A Home Office minister has insisted that government is ‘not mean’ for backtracking on previous commitments over child refugees.
Tory frontbencher Baroness Williams of Trafford defended the record of successive Conservative administrations and strongly rejected claims the vulnerable youngsters would be used as “bargaining chips” in post-Brexit negotiations with the EU.
Anger has been expressed after Boris Johnson re-drafted his Withdrawal Agreement Bill following his landslide election victory.
This rowed back on the previous the government’s acceptance of an amendment from Labour peer Lord Dubs to allow unaccompanied child refugees to continue to be reunited with their families in the UK after exit day.
Raising the issue, Lord Dubs, who fled the Nazis as a boy, argued the case for the existing provisions on child refugees and family reunification to be retained.
He warned against the children being used as “bargaining chips” in negotiations and accused ministers of “turning their backs” on them.
Lord Dubs said the UK had a specific responsibility for young people with family members already resident here and warned that to remove that would force more to take the “illegal route on the back of lorries” from France.
Independent crossbencher and former diplomat Lord Kerr of Kinlochard said it would be “disgusting” if the fate of these children should be seen as a matter for negotiation.
Baroness Butler-Sloss, a former High Court judge and independent crossbencher, said the government was proposing to take away the rights of vulnerable young people.
“It is the fact they have a right to come here and goodness me are we just going to let it go by the board,” she added.
Opposition spokesman Lord McNichol of West Kilbride said: “The government’s inclusion of Clause 37, which reneges on its previous binding commitments to seek to negotiate reciprocal agreements with the EU to facilitate the safe passage of child refugees with families in the UK, is simply unnecessary and unjust.”
“Ripping up prior commitments in the face of such opposition is not how a new government should start its term in office.”
But responding for the government, Lady Williams said: “We are all committed fully to both the principle of family reunion and supporting the most vulnerable children in the world and our policy on this has not changed.
“It is writ large in our manifesto that we will ‘continue to grant asylum and support refugees facing persecution.

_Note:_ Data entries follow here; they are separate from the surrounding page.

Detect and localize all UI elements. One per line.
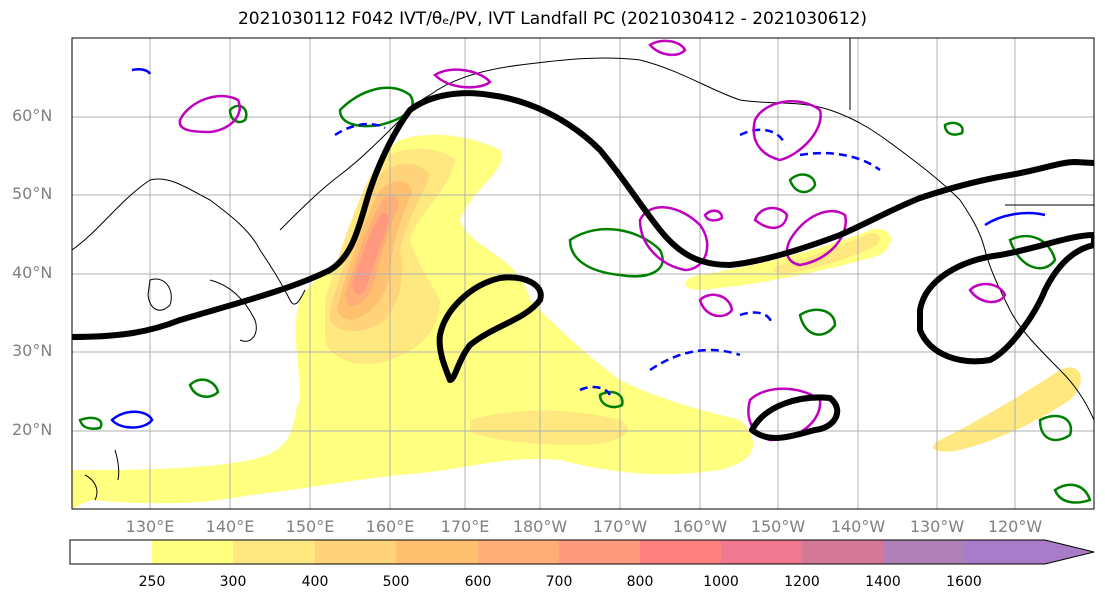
colorbar-outline — [69, 539, 1095, 565]
landfall-pc-east-loop — [917, 232, 1094, 365]
map-frame — [71, 37, 1095, 510]
landfall-pc-mid-loop — [436, 274, 544, 383]
lat-label-60n: 60°N — [12, 106, 53, 125]
colorbar-label-600: 600 — [464, 574, 492, 590]
colorbar-bin-3 — [315, 540, 396, 564]
colorbar-label-1200: 1200 — [784, 574, 820, 590]
colorbar-label-1600: 1600 — [946, 574, 982, 590]
colorbar-label-500: 500 — [382, 574, 410, 590]
colorbar-bin-0 — [70, 540, 152, 564]
ivt-central-band — [685, 229, 891, 290]
lon-label-160e: 160°E — [365, 517, 415, 536]
lon-label-130w: 130°W — [909, 517, 965, 536]
colorbar-bin-10 — [883, 540, 964, 564]
lon-label-150e: 150°E — [285, 517, 335, 536]
theta-e-contours — [78, 86, 1092, 504]
pv-low-contours — [110, 67, 1046, 429]
coastlines — [72, 38, 1094, 501]
lon-label-140w: 140°W — [830, 517, 886, 536]
pv-high-contours — [178, 39, 1007, 442]
colorbar-label-700: 700 — [545, 574, 573, 590]
lon-label-150w: 150°W — [750, 517, 806, 536]
map-title: 2021030112 F042 IVT/θₑ/PV, IVT Landfall … — [237, 9, 868, 29]
lon-label-160w: 160°W — [672, 517, 728, 536]
colorbar-bin-6 — [559, 540, 640, 564]
colorbar-label-300: 300 — [219, 574, 247, 590]
lat-label-20n: 20°N — [12, 420, 53, 439]
ivt-shading — [72, 134, 1081, 509]
lat-label-30n: 30°N — [12, 341, 53, 360]
colorbar-label-400: 400 — [301, 574, 329, 590]
lon-label-180w: 180°W — [512, 517, 568, 536]
colorbar-bin-8 — [721, 540, 802, 564]
lon-label-170w: 170°W — [592, 517, 648, 536]
colorbar-bin-5 — [478, 540, 559, 564]
colorbar-bin-7 — [640, 540, 721, 564]
lat-label-50n: 50°N — [12, 184, 53, 203]
graticule — [72, 38, 1094, 509]
colorbar-extend-arrow — [964, 540, 1094, 564]
lon-label-120w: 120°W — [987, 517, 1043, 536]
lon-label-170e: 170°E — [440, 517, 490, 536]
colorbar-label-1000: 1000 — [703, 574, 739, 590]
landfall-pc-main-line — [72, 90, 1094, 340]
colorbar-label-1400: 1400 — [865, 574, 901, 590]
colorbar-label-800: 800 — [626, 574, 654, 590]
ivt-south-blob — [470, 410, 628, 445]
colorbar-bin-1 — [152, 540, 233, 564]
lon-label-130e: 130°E — [125, 517, 175, 536]
colorbar-bin-4 — [396, 540, 478, 564]
landfall-pc-contours — [72, 90, 1094, 441]
colorbar-label-250: 250 — [138, 574, 166, 590]
landfall-pc-south-loop — [749, 394, 841, 441]
colorbar-bin-2 — [233, 540, 315, 564]
lon-label-140e: 140°E — [205, 517, 255, 536]
colorbar — [69, 539, 1095, 565]
colorbar-bin-9 — [802, 540, 883, 564]
lat-label-40n: 40°N — [12, 263, 53, 282]
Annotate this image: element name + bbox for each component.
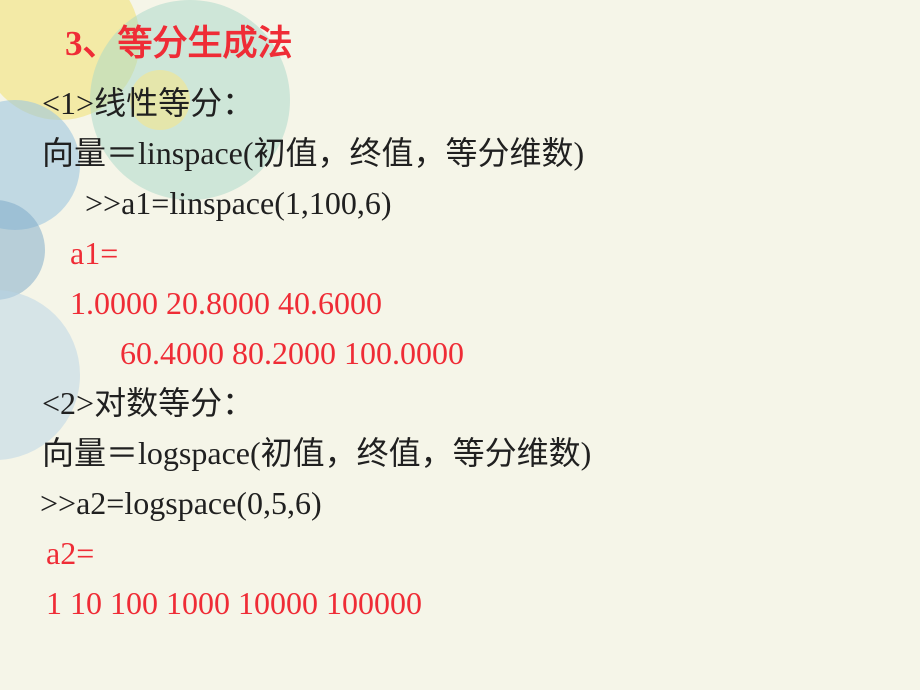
syntax-prefix-2: 向量＝ — [42, 435, 138, 471]
section2-command: >>a2=logspace(0,5,6) — [40, 479, 890, 527]
syntax-prefix: 向量＝ — [42, 135, 138, 171]
section2-head: 对数等分： — [94, 385, 254, 421]
syntax-function-2: logspace(初值，终值，等分维数) — [138, 435, 591, 471]
section2-output-label: a2= — [46, 529, 890, 577]
section1-tag: <1> — [42, 85, 94, 121]
section1-output-row2: 60.4000 80.2000 100.0000 — [120, 329, 890, 377]
section2-syntax: 向量＝logspace(初值，终值，等分维数) — [42, 429, 890, 477]
section-title: 3、等分生成法 — [65, 18, 890, 71]
section1-heading: <1>线性等分： — [42, 79, 890, 127]
section1-command: >>a1=linspace(1,100,6) — [85, 179, 890, 227]
section1-output-row1: 1.0000 20.8000 40.6000 — [70, 279, 890, 327]
section1-syntax: 向量＝linspace(初值，终值，等分维数) — [42, 129, 890, 177]
slide-content: 3、等分生成法 <1>线性等分： 向量＝linspace(初值，终值，等分维数)… — [0, 0, 920, 649]
section2-heading: <2>对数等分： — [42, 379, 890, 427]
syntax-function: linspace(初值，终值，等分维数) — [138, 135, 584, 171]
section2-tag: <2> — [42, 385, 94, 421]
section1-output-label: a1= — [70, 229, 890, 277]
section1-head: 线性等分： — [94, 85, 254, 121]
section2-output-row1: 1 10 100 1000 10000 100000 — [46, 579, 890, 627]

“It is in our manifesto and we intend to keep to that commitment, the commitment on the government’s proud record of providing protection to vulnerable children.”
She pointed out that since 2010, the UK had granted protection to 41,000 children, 7,500 of them in the year ending September 2019.
Lady Williams said: “This is not a mean government or a mean country. I’m very, very proud of our record.”
She added: “We are all humanitarians. I can assure you the government shares an undiminished commitment to addressing these issues.
“Please let’s have no more comments about bargaining chips, because this is seeking to do the best by all children whether they be in the EU or the UK.
“We have already started talks with the EU on this subject and our commitment to children has not changed.”